Plus on descend, plus le monde se fait tenu et risible dans sa distance. Comme dans le film Il buco (Michelangelo Frammartino, 2021), pour rentrer dans le noir terrestre, il faut brûler des images. Les magazines people sont roulés, puis allumés, puis laissés tomber dans la gueule du gouffre… Les torches semblent rester suspendues dans l’espace souterrain pendant quelques secondes, ensuite disparaissent et avec elles l’aperçu hâtif des méandres. Les actrices, les hommes politiques, les exploits de l’Histoire flambent dans ce court feu, sont engloutis par la caverne humide, piétinés par l’expédition souterraine qui avance humblement et ne peux pas s’attarder sur ces bribes de trivialité extérieure. Les représentations du monde s’enterrent.
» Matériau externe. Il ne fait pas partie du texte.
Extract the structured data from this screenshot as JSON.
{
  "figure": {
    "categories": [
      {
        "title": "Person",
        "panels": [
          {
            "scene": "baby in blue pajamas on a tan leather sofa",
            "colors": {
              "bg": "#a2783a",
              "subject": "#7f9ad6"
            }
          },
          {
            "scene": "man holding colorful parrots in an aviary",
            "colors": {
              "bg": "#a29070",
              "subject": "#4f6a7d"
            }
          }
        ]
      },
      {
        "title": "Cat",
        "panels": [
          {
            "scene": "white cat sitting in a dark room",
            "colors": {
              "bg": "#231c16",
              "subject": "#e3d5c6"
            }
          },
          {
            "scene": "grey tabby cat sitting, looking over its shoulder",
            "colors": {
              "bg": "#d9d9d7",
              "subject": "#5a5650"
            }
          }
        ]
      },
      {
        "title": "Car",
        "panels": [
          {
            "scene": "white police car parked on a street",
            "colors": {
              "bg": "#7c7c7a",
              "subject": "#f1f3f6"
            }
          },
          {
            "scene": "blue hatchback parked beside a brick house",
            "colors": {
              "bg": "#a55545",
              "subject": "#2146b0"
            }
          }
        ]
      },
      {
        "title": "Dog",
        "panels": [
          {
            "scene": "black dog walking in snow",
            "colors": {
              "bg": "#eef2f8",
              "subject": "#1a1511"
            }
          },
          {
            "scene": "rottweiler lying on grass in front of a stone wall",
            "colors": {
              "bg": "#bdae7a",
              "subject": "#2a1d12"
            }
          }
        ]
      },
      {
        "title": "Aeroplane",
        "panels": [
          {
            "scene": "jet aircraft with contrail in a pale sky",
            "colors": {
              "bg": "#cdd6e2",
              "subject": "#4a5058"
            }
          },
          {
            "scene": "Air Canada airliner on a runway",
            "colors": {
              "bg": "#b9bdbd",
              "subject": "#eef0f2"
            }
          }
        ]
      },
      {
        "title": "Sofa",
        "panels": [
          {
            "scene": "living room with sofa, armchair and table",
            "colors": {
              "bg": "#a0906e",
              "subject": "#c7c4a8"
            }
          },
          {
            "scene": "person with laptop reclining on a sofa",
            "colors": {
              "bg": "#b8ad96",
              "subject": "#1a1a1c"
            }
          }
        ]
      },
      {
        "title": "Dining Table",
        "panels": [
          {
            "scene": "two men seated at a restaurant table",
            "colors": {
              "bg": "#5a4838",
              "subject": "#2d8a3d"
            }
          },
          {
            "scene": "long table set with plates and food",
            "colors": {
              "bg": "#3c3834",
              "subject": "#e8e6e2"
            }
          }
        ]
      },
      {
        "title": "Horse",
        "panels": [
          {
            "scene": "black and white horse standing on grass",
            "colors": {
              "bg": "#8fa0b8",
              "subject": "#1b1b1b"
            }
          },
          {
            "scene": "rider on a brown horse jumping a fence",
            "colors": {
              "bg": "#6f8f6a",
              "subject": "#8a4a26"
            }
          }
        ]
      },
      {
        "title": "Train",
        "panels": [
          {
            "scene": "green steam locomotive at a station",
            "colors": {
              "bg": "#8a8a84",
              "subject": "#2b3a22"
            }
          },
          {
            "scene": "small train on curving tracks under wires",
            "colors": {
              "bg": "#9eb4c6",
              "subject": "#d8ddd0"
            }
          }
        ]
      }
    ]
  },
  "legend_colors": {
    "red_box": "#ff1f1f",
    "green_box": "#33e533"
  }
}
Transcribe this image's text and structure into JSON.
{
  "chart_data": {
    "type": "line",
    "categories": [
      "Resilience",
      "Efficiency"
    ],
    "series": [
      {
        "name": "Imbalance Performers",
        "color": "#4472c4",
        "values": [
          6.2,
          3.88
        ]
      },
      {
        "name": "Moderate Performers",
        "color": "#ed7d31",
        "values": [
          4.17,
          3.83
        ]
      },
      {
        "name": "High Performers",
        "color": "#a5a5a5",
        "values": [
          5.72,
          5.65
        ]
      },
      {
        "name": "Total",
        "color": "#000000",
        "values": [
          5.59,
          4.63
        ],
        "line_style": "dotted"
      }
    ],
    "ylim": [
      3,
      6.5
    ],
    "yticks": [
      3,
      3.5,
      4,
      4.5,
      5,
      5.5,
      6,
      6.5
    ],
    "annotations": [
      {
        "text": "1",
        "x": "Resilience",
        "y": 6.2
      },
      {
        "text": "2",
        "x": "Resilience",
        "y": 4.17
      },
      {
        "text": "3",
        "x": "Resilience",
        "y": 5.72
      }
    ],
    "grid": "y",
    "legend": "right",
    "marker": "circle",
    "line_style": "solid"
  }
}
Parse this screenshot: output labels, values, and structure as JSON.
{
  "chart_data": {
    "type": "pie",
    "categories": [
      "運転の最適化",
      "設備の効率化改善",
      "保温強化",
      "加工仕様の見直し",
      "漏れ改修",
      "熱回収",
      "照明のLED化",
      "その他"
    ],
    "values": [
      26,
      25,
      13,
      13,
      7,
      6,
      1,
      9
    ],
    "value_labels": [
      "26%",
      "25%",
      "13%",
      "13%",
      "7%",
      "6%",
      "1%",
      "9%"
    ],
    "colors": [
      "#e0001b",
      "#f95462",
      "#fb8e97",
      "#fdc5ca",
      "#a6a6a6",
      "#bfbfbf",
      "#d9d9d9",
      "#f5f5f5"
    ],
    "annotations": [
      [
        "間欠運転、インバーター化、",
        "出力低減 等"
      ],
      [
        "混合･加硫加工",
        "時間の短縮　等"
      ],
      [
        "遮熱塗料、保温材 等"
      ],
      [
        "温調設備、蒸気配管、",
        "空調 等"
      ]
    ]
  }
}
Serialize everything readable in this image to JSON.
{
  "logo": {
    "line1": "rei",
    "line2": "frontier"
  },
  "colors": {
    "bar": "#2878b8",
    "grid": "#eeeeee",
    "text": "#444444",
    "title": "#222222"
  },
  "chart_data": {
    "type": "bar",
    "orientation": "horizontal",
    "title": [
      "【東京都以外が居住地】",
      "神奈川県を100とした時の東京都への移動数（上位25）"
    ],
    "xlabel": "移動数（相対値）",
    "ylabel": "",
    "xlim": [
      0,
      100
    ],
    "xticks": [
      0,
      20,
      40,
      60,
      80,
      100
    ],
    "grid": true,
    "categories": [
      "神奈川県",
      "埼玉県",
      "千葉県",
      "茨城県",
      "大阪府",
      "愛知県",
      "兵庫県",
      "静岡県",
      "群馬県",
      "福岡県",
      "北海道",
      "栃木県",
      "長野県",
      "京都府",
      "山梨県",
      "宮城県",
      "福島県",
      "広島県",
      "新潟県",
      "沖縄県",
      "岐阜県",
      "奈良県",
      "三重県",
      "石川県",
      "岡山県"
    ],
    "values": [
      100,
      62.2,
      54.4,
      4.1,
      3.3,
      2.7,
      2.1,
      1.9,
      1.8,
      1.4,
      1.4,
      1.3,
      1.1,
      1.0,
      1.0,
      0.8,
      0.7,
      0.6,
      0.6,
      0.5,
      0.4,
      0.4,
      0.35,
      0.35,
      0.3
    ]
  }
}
A.B. espérait sauver la disparition des corps par leurs images. Mais le corps des images lui-aussi se recroquevillera, se déchirera, s’éparpillera. Il aura le droit de disparaître et se reposer, de vieillir en paix. Le corps des images s’emmitouflera dans la terre et commencera à se décomposer, tranquille. Dans son sommeil souterrain il se moquera sans gêne, sans bruit, de notre ambition fantasque à l’immortalité et à l’identique. Ça sentira certainement la boue, le champignon ou le vinaigre – ça sentira le sol lourd de la forêt. Les images rêveront peut-être d’un Au-delà pour elles, un petit endroit clean tout en haut, une sorte de ciel où reposer intactes et rachetées. Ou bien ce seront plutôt nous qui le rêverons à leur place, pendant que les images, elles, s’engouffreront royalement en bas, encore plus bas. Derrière, elles nous laisseront une traînée têtue de plastique : de leur décomposition nous ne conserverons qu’un cadavre de paillettes luisant au milieu d’une grande nuit brune et moite.